Currently, for manufacturing companies, the purpose of automation has shifted from increasing productivity and reducing costs, to broader issues, such as increasing quality and flexibility in the manufacturing process.
The old focus on using automation simply to increase productivity and reduce costs was seen to be short-sighted, because it is also necessary to provide a skilled workforce who can make repairs and manage the machinery.
Moreover, the initial costs of automation were high and often could not be recovered by the time entirely new manufacturing processes replaced the old. (Japan's "robot junkyards" were once world famous in the manufacturing industry.)
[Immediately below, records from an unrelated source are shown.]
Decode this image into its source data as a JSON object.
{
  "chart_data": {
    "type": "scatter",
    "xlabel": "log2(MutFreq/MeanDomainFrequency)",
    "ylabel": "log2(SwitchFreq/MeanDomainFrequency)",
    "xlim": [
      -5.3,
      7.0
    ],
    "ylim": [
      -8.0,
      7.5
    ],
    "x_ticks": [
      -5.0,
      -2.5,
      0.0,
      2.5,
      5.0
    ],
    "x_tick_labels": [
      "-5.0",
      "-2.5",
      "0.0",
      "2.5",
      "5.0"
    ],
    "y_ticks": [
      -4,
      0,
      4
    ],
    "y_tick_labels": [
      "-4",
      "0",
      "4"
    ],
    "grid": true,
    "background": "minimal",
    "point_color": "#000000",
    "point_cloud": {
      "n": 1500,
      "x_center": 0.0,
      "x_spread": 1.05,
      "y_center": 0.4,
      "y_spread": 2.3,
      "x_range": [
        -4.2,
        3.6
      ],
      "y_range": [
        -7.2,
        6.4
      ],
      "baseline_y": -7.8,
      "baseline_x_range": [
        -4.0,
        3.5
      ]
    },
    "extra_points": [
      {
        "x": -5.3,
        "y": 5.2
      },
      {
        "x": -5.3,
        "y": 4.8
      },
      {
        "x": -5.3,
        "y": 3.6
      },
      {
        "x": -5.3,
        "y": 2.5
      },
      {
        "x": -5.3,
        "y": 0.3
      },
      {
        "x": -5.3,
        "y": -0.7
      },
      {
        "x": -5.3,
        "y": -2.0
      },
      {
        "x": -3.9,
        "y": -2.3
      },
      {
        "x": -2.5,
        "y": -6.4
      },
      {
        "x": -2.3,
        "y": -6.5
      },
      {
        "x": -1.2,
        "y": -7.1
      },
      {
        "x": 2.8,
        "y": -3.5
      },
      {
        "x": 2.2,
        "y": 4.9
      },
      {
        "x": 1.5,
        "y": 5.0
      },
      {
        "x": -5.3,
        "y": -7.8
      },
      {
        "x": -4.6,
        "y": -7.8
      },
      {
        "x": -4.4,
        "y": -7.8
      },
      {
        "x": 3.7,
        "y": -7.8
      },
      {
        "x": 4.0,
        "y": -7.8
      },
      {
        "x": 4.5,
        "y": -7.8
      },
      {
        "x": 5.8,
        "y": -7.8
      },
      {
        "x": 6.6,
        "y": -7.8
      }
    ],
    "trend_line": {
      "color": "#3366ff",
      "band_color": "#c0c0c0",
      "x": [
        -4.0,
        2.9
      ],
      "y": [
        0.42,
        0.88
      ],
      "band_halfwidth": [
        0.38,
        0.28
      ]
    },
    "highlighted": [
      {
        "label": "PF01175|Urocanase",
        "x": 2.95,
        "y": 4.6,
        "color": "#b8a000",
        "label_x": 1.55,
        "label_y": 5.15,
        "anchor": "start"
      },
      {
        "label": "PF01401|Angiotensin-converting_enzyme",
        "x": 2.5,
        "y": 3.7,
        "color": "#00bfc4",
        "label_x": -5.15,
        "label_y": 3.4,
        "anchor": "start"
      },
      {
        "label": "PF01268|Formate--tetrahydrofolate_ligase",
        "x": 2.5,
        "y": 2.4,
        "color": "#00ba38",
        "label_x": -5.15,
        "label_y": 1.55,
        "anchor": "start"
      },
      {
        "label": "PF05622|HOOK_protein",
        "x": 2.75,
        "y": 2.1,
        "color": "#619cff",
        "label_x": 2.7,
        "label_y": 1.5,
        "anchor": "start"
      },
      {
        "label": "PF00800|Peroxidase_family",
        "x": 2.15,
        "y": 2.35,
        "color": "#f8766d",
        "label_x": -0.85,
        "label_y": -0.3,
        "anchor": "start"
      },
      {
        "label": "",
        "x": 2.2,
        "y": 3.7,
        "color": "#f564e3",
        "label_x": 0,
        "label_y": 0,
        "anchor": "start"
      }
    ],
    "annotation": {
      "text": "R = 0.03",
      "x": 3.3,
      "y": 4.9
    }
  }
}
Automation is now often applied primarily to increase quality in the manufacturing process, where automation can increase quality substantially. For example, automobile and truck pistons used to be installed into engines manually. This is rapidly being transitioned to automated machine installation, because the error rate for manual installment was around 1-1.5%, but has been reduced to 0.00001% with automation. Hazardous operations, such as oil refining, the manufacturing of industrial chemicals, and all forms of metal working, were always early contenders for automation.
Another major shift in automation is the increased emphasis on flexibility and convertibility in the manufacturing process. Manufacturers are increasingly demanding the ability to easily switch from manufacturing Product A to manufacturing Product B without having to completely rebuild the production lines.